Prevention is key because once the weaving of delusions and distortions has been set, it will be mighty difficult to break free short of a complete and possibly dangerous retreat from the daily routine. Depression, shame, and so forth then spring up and the identity crisis will begin. You’ll be lucky to get out of it in time to get your job back, but if successful, you will find a better use for your life.
One good friend is all you need to snap you out of it in a pinch. They will know and see just how out of sorts you are, and help jar you back into natural alignments. They must know how to handle the fury of defenses that spring up, and it may take time, but if you are feeling like you might be trapped in this negative rut, there is no painless way out. Let them help. They will forgive you for any slights on your way back, but you have to make it back. Short of this, seek a good therapist that shares your fundamental values.
So, yes, all this sounds like quite the chore on one hand, all these feelings and thoughts bubbling up with limited control. It can be terrifying and feel like you are going nuts. They are normal reactions to life though, and have a purpose. Used productively and within a healthy value system, they can launch you into success. Or they can toss you into the flames if left unchecked.
Like with any power, caution and wisdom must be applied to avoid destructive patterns. And you must learn awareness and find your coping strategies, or they can easily take over your life.

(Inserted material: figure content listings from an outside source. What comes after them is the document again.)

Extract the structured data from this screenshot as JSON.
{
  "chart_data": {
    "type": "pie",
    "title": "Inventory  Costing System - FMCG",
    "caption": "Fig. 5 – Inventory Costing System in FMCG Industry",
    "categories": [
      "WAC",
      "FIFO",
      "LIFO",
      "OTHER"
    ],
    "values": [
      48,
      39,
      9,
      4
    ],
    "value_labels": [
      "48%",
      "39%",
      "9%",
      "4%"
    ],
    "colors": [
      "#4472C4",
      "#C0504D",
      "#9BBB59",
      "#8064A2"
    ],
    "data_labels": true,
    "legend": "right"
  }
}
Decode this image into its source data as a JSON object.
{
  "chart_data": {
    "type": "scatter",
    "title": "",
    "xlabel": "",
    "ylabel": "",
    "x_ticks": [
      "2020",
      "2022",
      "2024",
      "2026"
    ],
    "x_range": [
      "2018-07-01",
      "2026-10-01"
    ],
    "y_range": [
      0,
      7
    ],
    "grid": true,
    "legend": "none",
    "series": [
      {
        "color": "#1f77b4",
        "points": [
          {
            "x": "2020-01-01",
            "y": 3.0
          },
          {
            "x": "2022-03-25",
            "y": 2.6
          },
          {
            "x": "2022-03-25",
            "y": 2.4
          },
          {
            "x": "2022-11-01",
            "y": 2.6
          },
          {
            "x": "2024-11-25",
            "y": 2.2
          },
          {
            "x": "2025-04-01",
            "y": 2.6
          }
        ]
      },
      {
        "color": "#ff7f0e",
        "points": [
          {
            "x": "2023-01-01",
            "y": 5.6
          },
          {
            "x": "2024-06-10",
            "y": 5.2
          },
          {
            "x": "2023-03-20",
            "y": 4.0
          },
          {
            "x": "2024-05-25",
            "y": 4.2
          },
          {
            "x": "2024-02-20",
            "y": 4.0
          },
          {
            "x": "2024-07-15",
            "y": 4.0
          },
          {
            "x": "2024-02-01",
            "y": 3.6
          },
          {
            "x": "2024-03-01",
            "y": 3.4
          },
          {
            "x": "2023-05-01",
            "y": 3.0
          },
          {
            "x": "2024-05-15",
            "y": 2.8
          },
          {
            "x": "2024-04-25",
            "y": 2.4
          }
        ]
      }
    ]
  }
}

Respect them, listen, do not ignore or argue with them. Don’t seek them. But if one of these pesky devils pops up, really pay attention to what it says, for it is probably pointing to your true calling in life. Understand me here, if Ne has you convinced of some outrageous action plan, best idea is not to do it. But look at the root of why you think you should. There is where your greatest treasures will be found.
Back to the dumb coworker, my action plan that came springing forth (so many what ifs) to stop the terrible neglect (springing from a long history of being neglected and observing self-neglect). What I really cared about was that the task got done so things proceed efficiently and more reliably, and so that I don’t have to hear anyone stressed over some symptom of the issue (Long history of being the ear of problems I had no power to directly influence). I hate disharmony. Rather than going on a mission to get anyone fired or demoted or even collecting more data (and questioning my self worth and fighting external judgments throughout), I suggested to a supervisor the report be handled by someone else. So it went. Harmony restored. No drama. No hassle. No armory. Done. He went on to handle a report he was more confident in handling, so he rarely neglected work after that.
Considering the emotional reactions I had, the simplicity of this answer pissed me off. My Fi wanted the strife, Ne wanted to be right, Te wanted to prove it, and Si wanted to drudge me thru every neglectful relationship I’ve ever been in. But I got over it when I witnessed the resulting harmony. Eyes on the big prize. We don’t have time for petty things, but hey, without the shadow functions, that work would have continued to be substandard! I fixed something thanks to their insight, unpleasant though it was at moments. Baggage, our dark side, has a powerful purpose. Hurray for baggage, the world’s most driven problem solver!